Parting



私はエルフィール・トラウム。錬金術師になる為にザールブルグのアカデミーに通っている。
ザールブルグに来て、もう4年がたつ。普通の人は今年で卒業する。
じゃあ私は、って?
私は自分で言うのもなんだけど、良い成績を取る事が出来た。今年のアカデミーのコンテストでは首席のノルディスを抜いて1位になれた、入学当時は280位だったんだけどね。
そんなわけで、私は親友のアイゼルやノルディスと一緒に高度な調合などを扱う、マイスターランクに進む事が出来るようになったのでとても喜んでいた。
しかし、8月の13日に私の元に1通の運命の手紙が舞い込んで来た。


=手紙=
エルフィール、元気にやっていますか?
あなたがとても良くやっている事は遠くの私達の耳にも入ってきていますよ。今年のコンテストでは1位を取ったそうじゃないの、おめでとう! 皆、喜んでいるわよ。
それで、そんなあなたの噂を耳にしたのか、ミスト地方の有名な貴族の方からあなたに見合いの話が来たの。こっちの体裁を考えると、すっぽかす訳にはいかないのよ、分かって頂戴。
あなたはマイスターランクに進みたいと思っていると思うわ。でも今回だけは諦めてロブソン村に戻ってらっしゃい。

両親より


両親からの手紙は普通、喜ぶ物だって事くらい、分かっている。でも内容がショックだった私にはそんな余裕は無かった。
何でショックだったかって?
・・・・私にはザールブルグに大切な人がいる。
工房の窓から見えるジグザール城の門番をしている彼、ダグラス・マクレイン。
先月の彼の誕生日に私は気持ちを打ち明けた。ダグラスは顔を真っ赤に染めて恥ずかしそうに答えてくれた。
「俺も、ずっと前からお前の事が好きだ。」
それ以来私達は自他共に認める恋人同士になった。まぁ、あんまり関係としては変わってない。強いて言えば・・・
採取に行く時、護衛をダグラス以外、雇わなくなった所とか、ダグラスが依頼をしに来た時にお茶を飲んでいくようになってダグラスのアトリエに要る時間が結構増えた事かな。
成績が良ければマイスターランクに進める、マイスターランクに進めればロブソン村に帰らなくて済む。
私はそういう風に考えて、コンテストを必死に頑張った。
―――ダグラスと少しでも、離れたくない!
いつのまにか、私はダグラス無しの生活が考えられなくなっていた。
帰らなくて済む事をダグラスに話したら、自分の事のように喜んでくれた。私達は幸せの絶頂にいた。
そんな時にこの手紙だ。私はショックを隠せなかった。
その日は泣きながらいつのまにか眠っていた。
―――ダグラスに、なんて言ったら良いんだろう?
そんな事を考えながら。

次の日、泣きはらして真っ赤だった目を洗って、いつも通りの笑顔を作ってダグラスの所に行った。
「お?どうした?」
ダグラスの顔を見たら、また泣きそうになったけど、ここで泣かれたらダグラスも困るだろうから我慢した。
「うん、あのね、明日夏祭りがあるでしょ?一緒に行きたいと思って。ダグラスと思いで作りたいの。」
ダグラスは聞いたとたん顔を真っ赤にした。恥ずかしさから顔を背けながら答えてくれた。
「あ、ああ・・・。それより、お前、今日なんだか様子おかしいぞ。
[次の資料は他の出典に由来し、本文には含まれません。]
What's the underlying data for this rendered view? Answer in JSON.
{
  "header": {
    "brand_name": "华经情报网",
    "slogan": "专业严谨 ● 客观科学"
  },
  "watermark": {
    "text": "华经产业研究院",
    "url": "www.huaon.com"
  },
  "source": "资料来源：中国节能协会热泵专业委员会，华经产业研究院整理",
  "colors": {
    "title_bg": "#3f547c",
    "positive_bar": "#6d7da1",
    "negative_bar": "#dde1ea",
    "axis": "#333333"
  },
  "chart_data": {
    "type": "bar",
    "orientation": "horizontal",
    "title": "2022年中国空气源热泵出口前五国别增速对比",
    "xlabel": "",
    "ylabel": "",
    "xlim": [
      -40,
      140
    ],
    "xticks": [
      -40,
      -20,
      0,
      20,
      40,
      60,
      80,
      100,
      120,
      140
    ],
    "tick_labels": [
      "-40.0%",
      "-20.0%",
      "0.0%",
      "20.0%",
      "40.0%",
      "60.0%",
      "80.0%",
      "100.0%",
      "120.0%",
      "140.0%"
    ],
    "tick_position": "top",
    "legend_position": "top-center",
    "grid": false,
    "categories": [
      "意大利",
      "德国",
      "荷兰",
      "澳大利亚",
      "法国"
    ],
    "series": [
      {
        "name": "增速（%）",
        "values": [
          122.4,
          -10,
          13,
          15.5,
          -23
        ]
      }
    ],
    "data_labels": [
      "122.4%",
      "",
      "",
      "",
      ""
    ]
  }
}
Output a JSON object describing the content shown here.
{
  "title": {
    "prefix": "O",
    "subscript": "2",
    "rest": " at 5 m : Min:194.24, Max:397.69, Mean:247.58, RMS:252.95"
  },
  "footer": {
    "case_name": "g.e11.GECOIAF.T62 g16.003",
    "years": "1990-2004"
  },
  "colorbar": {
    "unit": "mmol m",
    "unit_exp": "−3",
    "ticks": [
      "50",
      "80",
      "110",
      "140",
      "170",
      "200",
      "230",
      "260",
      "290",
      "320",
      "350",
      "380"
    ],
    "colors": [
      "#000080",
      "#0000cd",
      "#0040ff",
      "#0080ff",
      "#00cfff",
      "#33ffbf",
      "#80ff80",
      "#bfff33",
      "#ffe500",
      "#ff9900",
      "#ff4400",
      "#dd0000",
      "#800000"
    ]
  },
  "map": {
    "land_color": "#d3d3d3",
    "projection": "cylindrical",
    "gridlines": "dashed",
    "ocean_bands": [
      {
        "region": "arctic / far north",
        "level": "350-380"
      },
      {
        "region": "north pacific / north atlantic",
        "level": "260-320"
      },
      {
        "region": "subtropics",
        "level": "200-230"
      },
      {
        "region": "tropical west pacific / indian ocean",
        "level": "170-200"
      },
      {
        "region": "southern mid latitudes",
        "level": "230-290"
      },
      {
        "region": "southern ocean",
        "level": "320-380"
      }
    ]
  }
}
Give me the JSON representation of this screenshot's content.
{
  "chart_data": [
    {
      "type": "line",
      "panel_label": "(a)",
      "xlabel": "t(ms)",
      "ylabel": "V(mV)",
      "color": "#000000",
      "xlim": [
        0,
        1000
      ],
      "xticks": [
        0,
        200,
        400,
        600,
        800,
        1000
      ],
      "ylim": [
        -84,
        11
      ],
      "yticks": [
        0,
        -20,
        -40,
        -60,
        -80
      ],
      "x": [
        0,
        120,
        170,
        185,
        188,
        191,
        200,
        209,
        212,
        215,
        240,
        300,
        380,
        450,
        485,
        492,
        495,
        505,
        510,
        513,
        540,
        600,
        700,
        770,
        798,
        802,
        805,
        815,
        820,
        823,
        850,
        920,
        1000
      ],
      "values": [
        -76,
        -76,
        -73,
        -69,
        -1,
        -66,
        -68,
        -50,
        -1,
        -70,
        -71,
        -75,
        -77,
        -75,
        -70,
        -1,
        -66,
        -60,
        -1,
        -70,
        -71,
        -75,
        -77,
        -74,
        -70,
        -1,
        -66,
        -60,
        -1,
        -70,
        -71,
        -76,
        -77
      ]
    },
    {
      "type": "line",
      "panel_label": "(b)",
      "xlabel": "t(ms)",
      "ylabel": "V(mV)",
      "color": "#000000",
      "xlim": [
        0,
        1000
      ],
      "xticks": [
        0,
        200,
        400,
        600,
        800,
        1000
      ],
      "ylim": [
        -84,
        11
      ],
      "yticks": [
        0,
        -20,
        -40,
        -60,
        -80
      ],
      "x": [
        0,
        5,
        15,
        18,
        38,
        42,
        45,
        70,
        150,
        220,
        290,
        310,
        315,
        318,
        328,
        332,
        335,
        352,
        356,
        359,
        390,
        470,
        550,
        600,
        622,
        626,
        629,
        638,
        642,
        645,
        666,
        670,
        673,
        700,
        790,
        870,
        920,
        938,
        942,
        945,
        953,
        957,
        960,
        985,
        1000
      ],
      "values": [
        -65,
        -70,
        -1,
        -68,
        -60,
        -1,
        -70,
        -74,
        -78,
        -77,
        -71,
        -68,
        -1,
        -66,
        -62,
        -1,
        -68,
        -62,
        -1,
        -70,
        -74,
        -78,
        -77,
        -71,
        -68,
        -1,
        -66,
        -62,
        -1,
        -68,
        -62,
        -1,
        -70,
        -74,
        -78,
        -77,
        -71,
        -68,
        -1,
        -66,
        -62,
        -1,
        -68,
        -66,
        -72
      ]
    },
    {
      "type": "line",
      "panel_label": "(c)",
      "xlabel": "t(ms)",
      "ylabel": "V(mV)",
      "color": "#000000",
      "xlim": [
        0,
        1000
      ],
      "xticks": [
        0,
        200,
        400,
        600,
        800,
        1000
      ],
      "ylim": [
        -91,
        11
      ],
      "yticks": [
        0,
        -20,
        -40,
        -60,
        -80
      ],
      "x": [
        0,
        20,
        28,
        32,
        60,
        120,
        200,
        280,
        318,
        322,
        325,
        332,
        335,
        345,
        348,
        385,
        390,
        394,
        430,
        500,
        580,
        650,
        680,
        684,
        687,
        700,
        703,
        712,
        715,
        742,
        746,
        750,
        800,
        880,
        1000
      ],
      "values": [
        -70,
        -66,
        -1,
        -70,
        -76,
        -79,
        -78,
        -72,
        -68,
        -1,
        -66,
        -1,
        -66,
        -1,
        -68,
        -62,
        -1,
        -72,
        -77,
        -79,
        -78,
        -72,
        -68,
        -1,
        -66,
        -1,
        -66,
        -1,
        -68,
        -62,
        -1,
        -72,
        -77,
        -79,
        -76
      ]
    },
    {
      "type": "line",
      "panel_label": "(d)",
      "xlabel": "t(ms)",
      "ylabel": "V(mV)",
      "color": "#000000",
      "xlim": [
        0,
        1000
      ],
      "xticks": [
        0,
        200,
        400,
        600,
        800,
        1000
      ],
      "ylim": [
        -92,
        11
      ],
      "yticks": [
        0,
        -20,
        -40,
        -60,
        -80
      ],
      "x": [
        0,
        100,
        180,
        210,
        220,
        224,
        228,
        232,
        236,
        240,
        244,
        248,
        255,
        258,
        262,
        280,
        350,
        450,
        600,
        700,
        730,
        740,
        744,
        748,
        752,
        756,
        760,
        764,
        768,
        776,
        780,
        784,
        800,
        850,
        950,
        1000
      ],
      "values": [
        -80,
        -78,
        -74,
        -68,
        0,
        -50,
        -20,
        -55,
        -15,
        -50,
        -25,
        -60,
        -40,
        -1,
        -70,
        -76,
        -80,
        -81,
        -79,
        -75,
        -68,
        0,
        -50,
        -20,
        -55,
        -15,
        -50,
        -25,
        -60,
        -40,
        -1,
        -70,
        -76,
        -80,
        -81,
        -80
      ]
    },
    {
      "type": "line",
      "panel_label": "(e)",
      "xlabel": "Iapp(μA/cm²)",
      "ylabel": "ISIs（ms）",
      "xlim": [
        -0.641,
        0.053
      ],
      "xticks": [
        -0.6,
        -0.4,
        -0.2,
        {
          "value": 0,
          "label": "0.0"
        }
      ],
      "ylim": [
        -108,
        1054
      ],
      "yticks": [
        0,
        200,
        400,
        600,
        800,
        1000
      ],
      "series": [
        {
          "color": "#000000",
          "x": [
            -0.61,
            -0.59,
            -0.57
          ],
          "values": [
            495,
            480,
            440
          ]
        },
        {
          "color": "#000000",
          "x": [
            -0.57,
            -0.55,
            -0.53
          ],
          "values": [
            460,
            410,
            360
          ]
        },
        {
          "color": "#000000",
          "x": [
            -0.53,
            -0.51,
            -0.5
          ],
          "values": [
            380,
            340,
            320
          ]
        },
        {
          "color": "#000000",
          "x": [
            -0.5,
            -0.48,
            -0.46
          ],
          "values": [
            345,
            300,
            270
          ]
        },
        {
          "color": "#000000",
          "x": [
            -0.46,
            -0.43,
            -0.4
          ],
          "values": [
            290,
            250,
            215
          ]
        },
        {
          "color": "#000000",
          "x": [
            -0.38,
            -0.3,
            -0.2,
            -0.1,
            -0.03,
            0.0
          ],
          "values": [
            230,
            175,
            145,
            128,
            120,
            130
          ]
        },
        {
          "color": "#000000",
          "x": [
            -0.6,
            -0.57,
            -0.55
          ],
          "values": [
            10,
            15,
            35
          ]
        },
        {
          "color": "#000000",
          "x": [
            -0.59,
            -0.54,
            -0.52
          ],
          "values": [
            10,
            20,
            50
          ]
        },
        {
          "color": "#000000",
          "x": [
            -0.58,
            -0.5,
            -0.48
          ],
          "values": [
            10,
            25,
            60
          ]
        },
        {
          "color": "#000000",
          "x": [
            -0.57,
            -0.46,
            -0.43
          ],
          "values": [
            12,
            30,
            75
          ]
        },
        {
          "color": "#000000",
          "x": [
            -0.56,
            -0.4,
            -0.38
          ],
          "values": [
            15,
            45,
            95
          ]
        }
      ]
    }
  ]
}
大丈夫か?」
ダグラスの優しさに甘えてしまいそうになった。でも今回は・・・。
「大丈夫!いつも通りだよ。それより、明日忘れないでよね!!」
その後ダグラスが
「(あいつ・・・なんか表情が「作ってる」感じがしたんだけどな・・・。)」
そう思った事を私は知らなかった。でもダグラスが私を理解してくれてるのが身にしみて分かった。
―――ありがとう、ダグラス。
心の中で、彼にそういった。その後私は工房に帰って、夏祭りの日彼になんて言ったら良いか、悩みながら寝た。